I am hoping/praying that the new harddrive will do the trick with my system...it should be here tomorrow. There are a million projects I have in mind if only I can get to my artpad!

If only I wasn't stuck here at work tonight...she beckons me to start a new sketch tonight, and I fear she'll leave again if I don't.

Just wait a little while, my dear... I will come to you soon, and for as long as possible at any given time. Don't leave me! I promise there's time for you.


Back to the grindstone... I have:
Sharpe's 1/2 page ad
Paste up Thrifty double-truck
Finish pasting up classifieds; don't forget OCAN and legal notices!
Set up the Basketball preview double-truck
Make the 4x8 Madill Chevy ad - just add some turkeys to an old one or something quick
Make changes to the ads Shelly proofed.
Make the two thank-you ads.
Check the boards for any ads that Shelly may still have out for proof.

I can wait to do Madill Chevy and the proofed ads in the morning...it's late as it is.
lsdiamond: (Default)
...except those who care enough to ask...

I lost my identity when we moved. I didn't find myself until more than a year later...in fact, I only just truly found a place I can be happy(ier) last month.

I'm sad inside. This negative energy fills me much of the time, and it's a bad feeling. I used to vent that energy by bleeding it out. That wasn't really so long ago, when I think about it. Seven years is not so long. Maybe that wasn't the best way to release those forces, but it worked for a little while. I felt good for a few hours afterward....then, when that went away, I slept, so it didn't matter.

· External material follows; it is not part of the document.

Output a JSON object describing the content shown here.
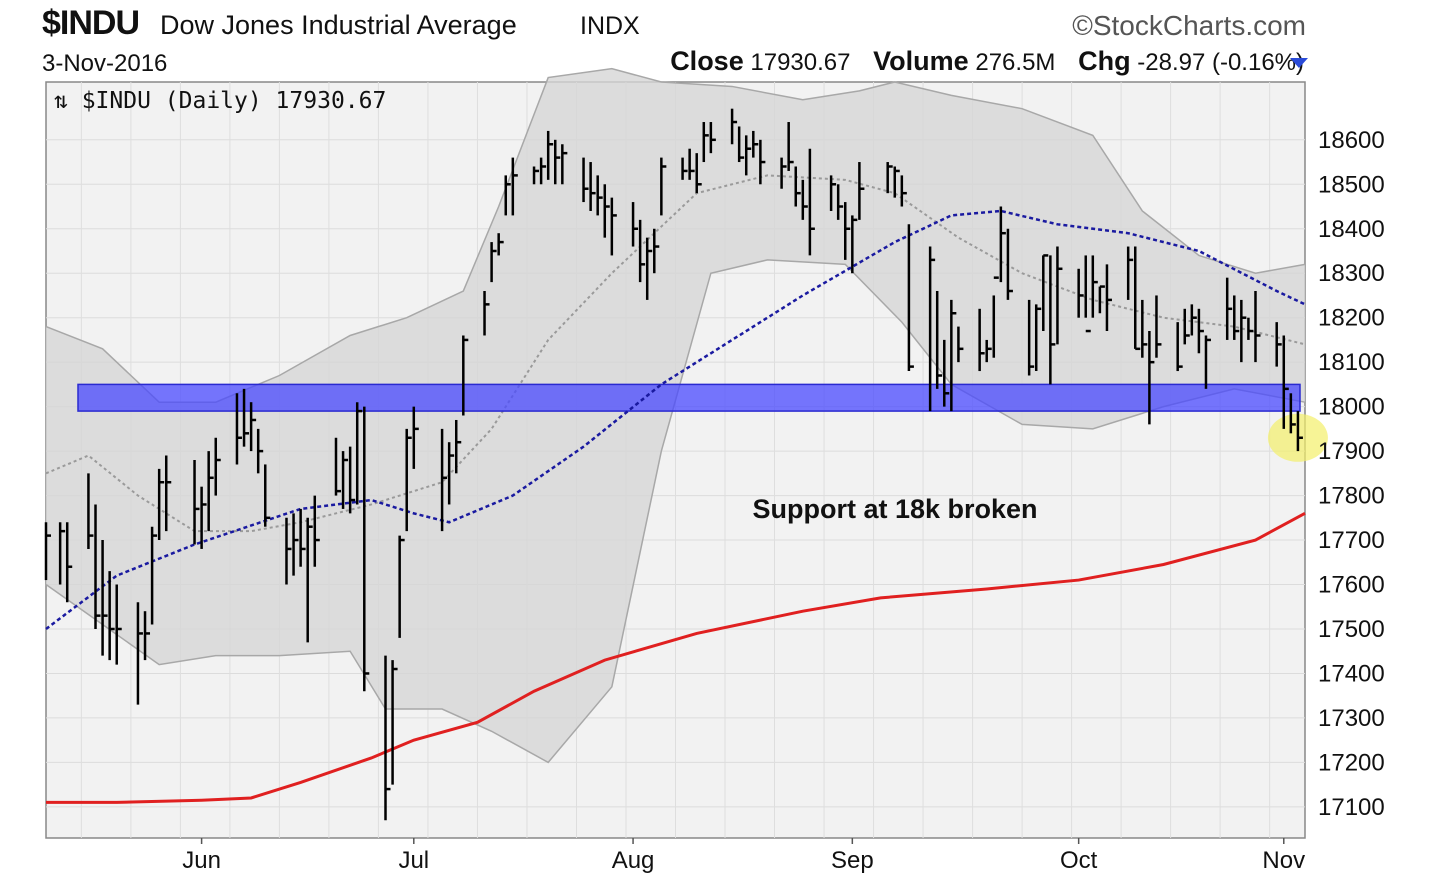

Then I met +Kyle. Truly, he helped dig me out of some of that stuff. But he also made me promise never to do it again.

He's on a REALLY big kick about promises right now, so I'm a little limited on what I can do.

Dressing up, acting out, whatever you want to call it, it worked. It's like wearing the darkness on the outside actually transferred it from inside me - a sort of shamanism, if you will.

And it didn't hurt anyone.

But now I've disrupted the white bread corporate wannabeism of their golf country club lifestyle. I'm an embarassment to them, and they won't admit it to themselves or anyone else. They patronize me.

They refuse to recognize the fact that, despite my outward appearance, I have always...ALWAYS...put the customer first. Never have I yelled at a customer. Never have I been rude to one. I don't yell throughout the building, ranting about meaningless things. I don't lose things. I don't complain (except here) very much at all. I've taken two sick days, and they were both legitimate. There have been MANY days when I *should* have taken off sick, and didn't because the work had to be done, and I didn't want to burden someone else with the tasks. I've never asked anything of them. I've saved them money on numerous occasions.

The only thing I've ever done is be myself, and suddenly they can't handle it...and they hide it in their syrupy speeches, making lame excuses as usual.

This is no different than the racist pigs who judge by the color of someone's skin or the manner in which they speak. I've been judged by my appearance alone, my skills, talents, and accomplishments disregarded. It's okay that a co-worker with seniority says, does, and looks however she wants...just not me.

They do have a point. Certain businesses should exhibit a degree of 'professionalism'. But if that means everyone must fit into the same box, I want no part of it.

Censored

Oct. 2nd, 2003 10:25 am
lsdiamond: (Default)
I am hereby banned from expressing myself at work.